The way to do it, as other space $O(1)$ problems, is to use subarrays of the input array. The input array is partitioned into 3 parts: left is even, middle is unsorted, and the right side is odd.

To partition an array in 3, we need 2 pointers.

We start checking from the left side.

Whenever an even number is encountered, left index moves forward by 1
If the number is odd, we swap the number where the left index is with the number where the right index is. Since we are sure that the number moving to the right is odd, we can decrement the right index by 1

Note that the number where the right index was at can be even or odd, the number that is coming to the left side can be even or odd. Hence we cannot increment the left index.
Continue until even_idx and odd_idx cross

The same tactic is used all the in-place sort algorithms that I have seen. For example, see in-place quicksort

A[e], A[o] = A[o], A[e] is before decrementing odd index o.

codeeven_odd_O_1.py


def sortInt(A):
    e = 0 #indices of left and right pointer
    o = len(A) - 1
    while e <= o:
        if A[e] % 2 == 0: # check even 
            e += 1 # left index move forward by 1
        else:
            A[e], A[o] = A[o], A[e]
            o -= 1 # right index move "forward" by 1
    return A

nums = [4, 3, 11 , 1, 6, 10, -10, 33] 
print(sortInt(nums))

This solution has time complexity of n, because we need to check every single number if it is even. We make 1 pass through n numbers.

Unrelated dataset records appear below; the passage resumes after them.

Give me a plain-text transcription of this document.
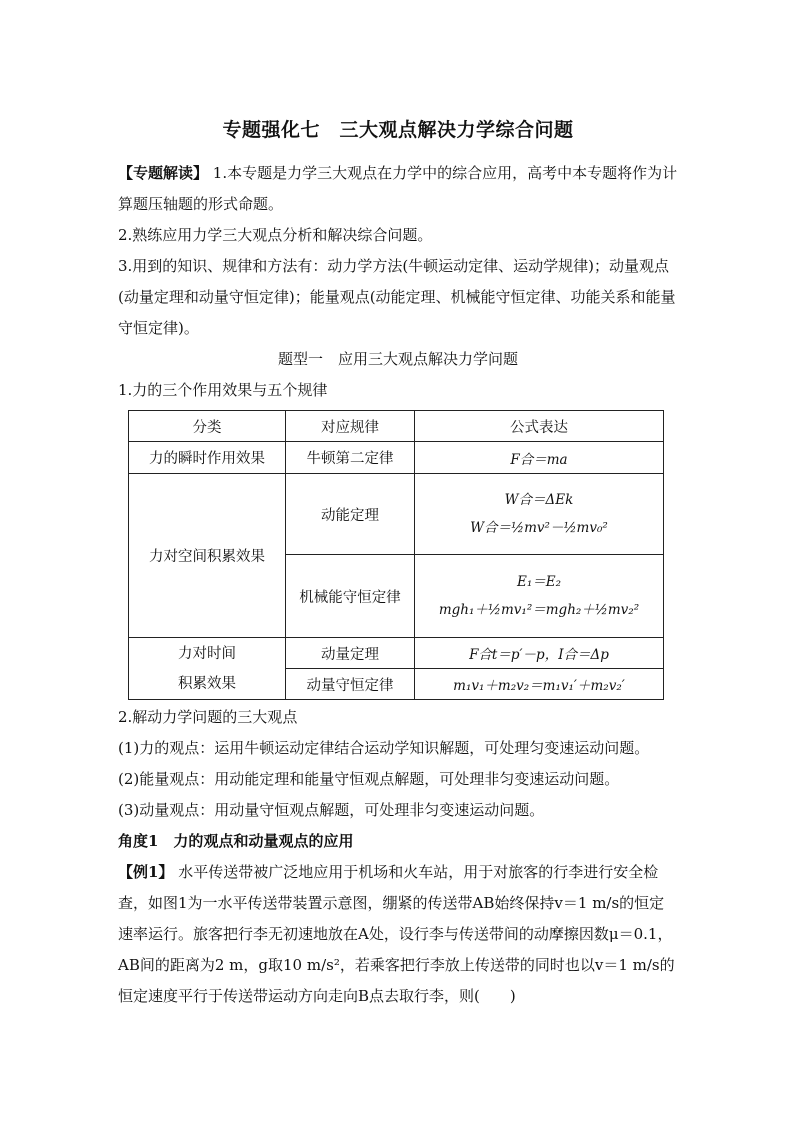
专题强化七　三大观点解决力学综合问题

【专题解读】 1.本专题是力学三大观点在力学中的综合应用，高考中本专题将作为计算题压轴题的形式命题。

2.熟练应用力学三大观点分析和解决综合问题。

3.用到的知识、规律和方法有：动力学方法(牛顿运动定律、运动学规律)；动量观点(动量定理和动量守恒定律)；能量观点(动能定理、机械能守恒定律、功能关系和能量守恒定律)。

题型一　应用三大观点解决力学问题

1.力的三个作用效果与五个规律

分类	对应规律	公式表达
力的瞬时作用效果	牛顿第二定律	F合＝ma
力对空间积累效果	动能定理	W合＝ΔEk
W合＝½mv²－½mv₀²

	机械能守恒定律	E₁＝E₂
mgh₁＋½mv₁²＝mgh₂＋½mv₂²

力对时间
积累效果	动量定理	F合t＝p′－p，I合＝Δp
	动量守恒定律	m₁v₁＋m₂v₂＝m₁v₁′＋m₂v₂′

2.解动力学问题的三大观点

(1)力的观点：运用牛顿运动定律结合运动学知识解题，可处理匀变速运动问题。

(2)能量观点：用动能定理和能量守恒观点解题，可处理非匀变速运动问题。

(3)动量观点：用动量守恒观点解题，可处理非匀变速运动问题。

角度1　力的观点和动量观点的应用

【例1】 水平传送带被广泛地应用于机场和火车站，用于对旅客的行李进行安全检查，如图1为一水平传送带装置示意图，绷紧的传送带AB始终保持v＝1 m/s的恒定速率运行。旅客把行李无初速地放在A处，设行李与传送带间的动摩擦因数μ＝0.1，AB间的距离为2 m，g取10 m/s²，若乘客把行李放上传送带的同时也以v＝1 m/s的恒定速度平行于传送带运动方向走向B点去取行李，则(　　)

Time complexity or run time	\(O\) as a function of data size\(n\)	Example	Explain
constant	\(O(1)\)	indexed data	data size is irrelevant
log n	\(O(log(n))\)	binary search	data size is relevant, but unit “cost” decreases as data size increases
linear	\(O(n)\)	accessing	time is a linear function of data size
\(linear*log\)	\(O(n*log(n))\)	merge sort, heap sort	As we can see, its slope \(log(n)+1\) is a positive function of \(n\)
power	\(O(n^2)\)	inserting/deleting	slope \(2n\) is a positive function of \(n\)
exponential	\(O(2^n)\)		the worst in efficiency